Friday, April 06, 2007

Put Your Business Rules to the Test

In the November 2006 issue of DDJ, Scott Ambler explained in an article titled "Ensuring Database Quality" the why, what and how of database testing. With the advent of commercial and open source business rules engines and their increased usage in applications of all size and complexity, ensuring rules quality has become a critical issue for many businesses.

No blind spot tolerated

There are several reasons why applications externalize their business rules instead of hard coding them, including the following:

  • to accommodate the need of frequently changing business rules in the cleanest possible way,
  • to enable non technical personal to author business rules,
  • to allow the exchange of rules between heterogeneous systems,
  • to delegate the handling of complex rules to a component trusted for its performance and reliability.

A successfully implemented rules engine will quickly end up handling the most critical aspects of a modern business infrastructure, as its strategy will become reified in rules and enforced by the engine. Therefore, the need for properly managing these rules will quickly become compelling.

Whether they use commercial tools (that come complete with advanced tooling) or open source implementations (that are traditionally weak in term of tooling), implementers will have to put in place a rules life cycle similar to the one shown hereafter.

One of the critical aspects of rule management we are going to discuss here is testing. Since we recognize what is at stake with business rules, keeping them in a blind spot and simply hoping for the best will have sooner or later direct and dramatic consequences that are likely to hurt the bottom line for the aforementioned reasons.

We will discuss the different steps necessary to properly set up a test environment and then how to iterate on this basis.

The specific case of the home grown engine

If the rule engine you use is home grown, it is essential to extensively test it to certify that, release after release; it keeps its deduction power! To ensure this, a combination of component level unit testing and white box testing is needed. They will both rely on a specific set of data and rules, usually not actual ones but ones made to cover core specifications, well known technical challenges (like critical values handling) and regression testing (tests created after bug reports).

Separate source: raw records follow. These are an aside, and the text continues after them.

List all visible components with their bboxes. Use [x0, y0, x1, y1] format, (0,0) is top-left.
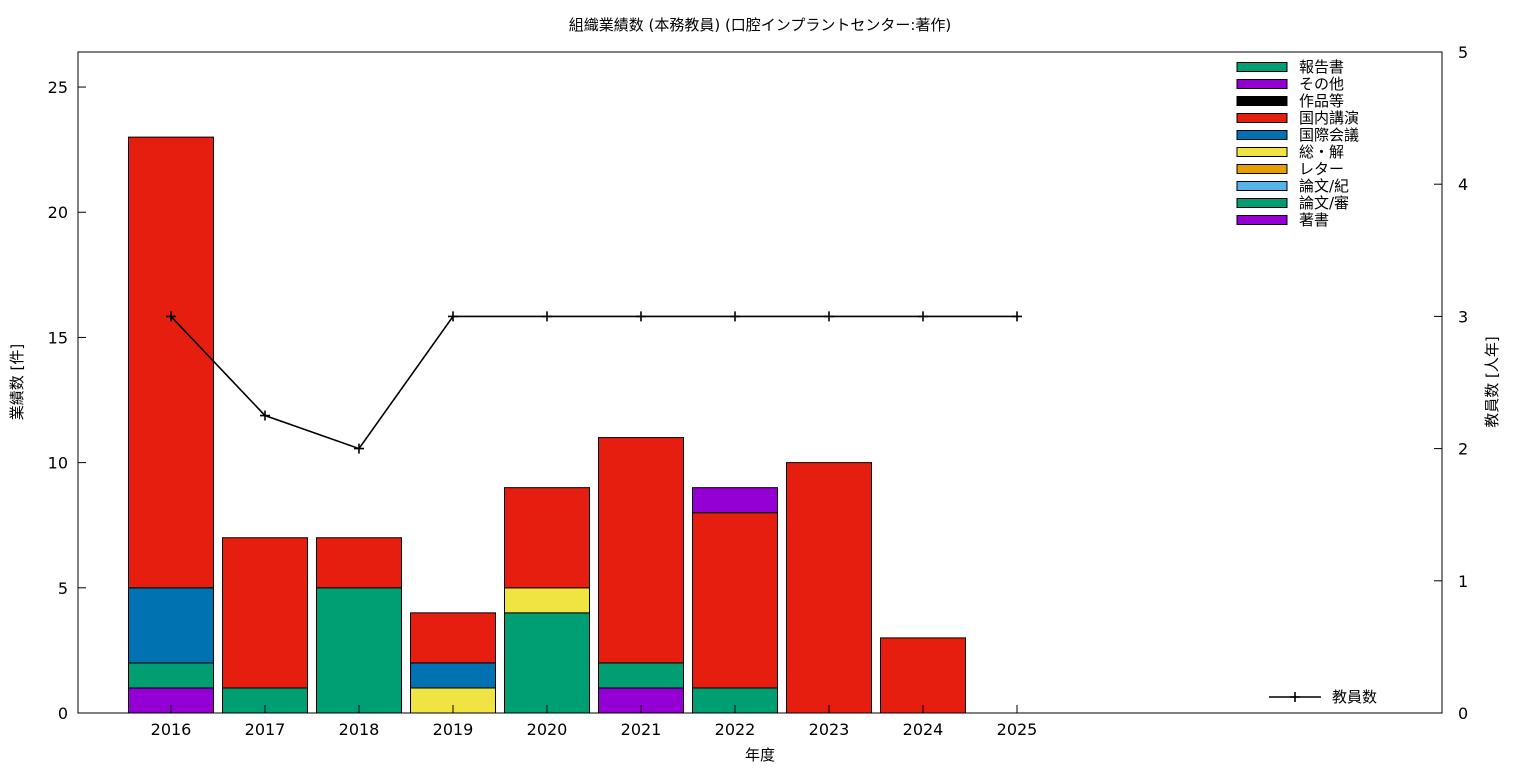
legend-swatch-7 [1236, 181, 1288, 191]
bar-2021-6 [598, 437, 684, 664]
x-tick-label-2017: 2017 [245, 720, 286, 739]
line-layer [166, 311, 1022, 454]
legend-swatch-9 [1236, 215, 1288, 225]
teacher-count-point-2019 [448, 311, 458, 322]
plot-frame [77, 51, 1443, 714]
bar-2020-6 [504, 487, 590, 589]
y-axis-label: 業績数 [件] [8, 344, 26, 420]
teacher-count-point-2017 [260, 410, 270, 421]
y-tick-label-5: 5 [58, 579, 68, 598]
y2-tick-label-3: 3 [1458, 307, 1468, 326]
y2-tick-label-4: 4 [1458, 175, 1468, 194]
x-tick-label-2018: 2018 [339, 720, 380, 739]
teacher-count-line [170, 315, 1017, 450]
x-tick-label-2016: 2016 [151, 720, 192, 739]
y2-tick-label-0: 0 [1458, 704, 1468, 723]
bar-2022-6 [692, 512, 778, 689]
chart-title: 組織業績数 (本務教員) (口腔インプラントセンター:著作) [569, 16, 952, 34]
x-tick-label-2023: 2023 [809, 720, 850, 739]
bars-layer [128, 136, 966, 714]
teacher-count-point-2023 [824, 311, 834, 322]
legend-label-0: 報告書 [1299, 58, 1344, 76]
y2-tick-label-2: 2 [1458, 440, 1468, 459]
legend-swatch-6 [1236, 164, 1288, 174]
y2-tick-label-5: 5 [1458, 43, 1468, 62]
x-tick-label-2020: 2020 [527, 720, 568, 739]
legend-swatch-3 [1236, 113, 1288, 123]
legend-swatch-0 [1236, 62, 1288, 72]
legend-label-3: 国内講演 [1299, 109, 1359, 127]
x-tick-label-2025: 2025 [997, 720, 1038, 739]
y2-axis-label: 教員数 [人年] [1483, 336, 1501, 427]
bar-2016-5 [128, 587, 214, 664]
y2-tick-label-1: 1 [1458, 572, 1468, 591]
legend-label-8: 論文/審 [1299, 194, 1349, 212]
bar-2018-1 [316, 587, 402, 714]
teacher-count-point-2018 [354, 443, 364, 454]
teacher-count-point-2025 [1012, 311, 1022, 322]
legend-swatch-5 [1236, 147, 1288, 157]
bar-2016-1 [128, 662, 214, 689]
y-tick-label-10: 10 [48, 454, 68, 473]
legend-swatch-1 [1236, 79, 1288, 89]
legend-swatch-4 [1236, 130, 1288, 140]
legend-swatch-8 [1236, 198, 1288, 208]
legend-line-label: 教員数 [1332, 688, 1377, 706]
legend-label-5: 総・解 [1299, 143, 1344, 161]
x-tick-label-2024: 2024 [903, 720, 944, 739]
legend-label-2: 作品等 [1299, 92, 1344, 110]
bar-2020-1 [504, 612, 590, 714]
x-tick-label-2021: 2021 [621, 720, 662, 739]
legend-line-marker [1290, 692, 1300, 702]
teacher-count-point-2024 [918, 311, 928, 322]
y-tick-label-0: 0 [58, 704, 68, 723]
y-tick-label-20: 20 [48, 203, 68, 222]
legend-label-7: 論文/紀 [1299, 177, 1349, 195]
teacher-count-point-2021 [636, 311, 646, 322]
bar-2023-6 [786, 462, 872, 714]
teacher-count-point-2016 [166, 311, 176, 322]
bar-2022-8 [692, 487, 778, 514]
bar-2019-6 [410, 612, 496, 664]
legend-label-1: その他 [1299, 75, 1344, 93]
bar-2021-1 [598, 662, 684, 689]
legend-label-9: 著書 [1299, 211, 1329, 229]
x-axis-label: 年度 [745, 746, 775, 764]
bar-2024-6 [880, 637, 966, 714]
bar-2016-6 [128, 136, 214, 589]
y-tick-label-25: 25 [48, 78, 68, 97]
bar-2018-6 [316, 537, 402, 589]
legend-label-6: レター [1299, 160, 1344, 178]
bar-2017-6 [222, 537, 308, 689]
legend-swatch-2 [1236, 96, 1288, 106]
bar-2020-4 [504, 587, 590, 614]
y-tick-label-15: 15 [48, 328, 68, 347]
x-tick-label-2022: 2022 [715, 720, 756, 739]
legend-label-4: 国際会議 [1299, 126, 1359, 144]
teacher-count-point-2022 [730, 311, 740, 322]
x-tick-label-2019: 2019 [433, 720, 474, 739]
bar-2019-5 [410, 662, 496, 689]
teacher-count-point-2020 [542, 311, 552, 322]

These tests should also be completed with performance and load tests, in order to guarantee that your engine remains in its defined production constraints.

Setup Step 1: Setup the test sandbox

Rules engines are generally external components designed to be fed with data they can process and make deductions on, which usually end up by updating the existing data or by creating new data. This relative isolation, which somehow plays against the engine at runtime because it is costly to alleviate, can be leveraged for testing as it simplifies the setup of a sandbox, i.e. a dedicated and segregated environment where the engine will be free to modify data without touching any actual critical information.

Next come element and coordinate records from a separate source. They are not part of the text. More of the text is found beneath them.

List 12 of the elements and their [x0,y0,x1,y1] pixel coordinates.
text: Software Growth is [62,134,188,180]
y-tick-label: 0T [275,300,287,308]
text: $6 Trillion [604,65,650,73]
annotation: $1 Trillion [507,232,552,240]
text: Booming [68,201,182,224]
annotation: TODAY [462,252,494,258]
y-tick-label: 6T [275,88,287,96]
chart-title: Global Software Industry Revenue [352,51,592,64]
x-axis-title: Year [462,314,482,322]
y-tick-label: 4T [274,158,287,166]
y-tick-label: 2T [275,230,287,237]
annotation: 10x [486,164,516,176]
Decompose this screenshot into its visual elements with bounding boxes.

For engines that are directly connected to enterprise resources like databases, the setup recommendations in Scott's article will apply.

Setup Step 2: Build input reference

Unless your business rules are simple or the amount of information you are dealing with is limited, it is almost impossible to manually create sample data that will represent the diversity of cases your engine will have to process and apply rules on. If you are in this situation, you will then have to work with business analysts to select relevant batches of data that represent a reasonable input in term of data complexity and diversity. This will become your input reference at one point of time.

Setup Step 3: Build output reference

After building this input reference, you will have to make your engine apply rules on them: the result will become your output reference, but only after having being validated by an expert.

With this reference data in hand, you will be in the position to certify your rule base, which is usually done by versioning it. It is of paramount importance that not only the rule file(s) be versioned but also all the reference data and related artifacts (like configuration files). This bunch of files will form a consistent, tested and validated set of information that will be candidate for production and, if need be, restoration if a downgrade is needed. It will also be the unit of data that will be copied when a new version of the rule base will be needed.

Following Steps: Iterate

After this initial phase, each subsequent modification of the rule base will have to go through a similar validation process, with the difference that the input reference will probably need edition to include new business cases or remove irrelevant ones.

When testing the modified rule bases, differences with the output reference will be induced by the simple fact business rules have been modified (for example, if a discount rate has been lowered, the new computed values will change). Again, a business analyst will have to analyze the difference between the previously validated output reference and the new candidate. A diff-like visual tool with a simple accept/reject feature could be of great help here.

Merry nights ahead

Business rule engines are now first class citizens in the agilist's toolbox. As such, they deserve a well defined and thorough test strategy. Depending on the engine used, setting up such a strategy will vary between defining your own or embracing the one provided by a vendor. At the end on the day, what really matters is what testing buys you: the possibility to make the most of business rules engines, that are intrinsically able to embrace changes, without losing your sleep.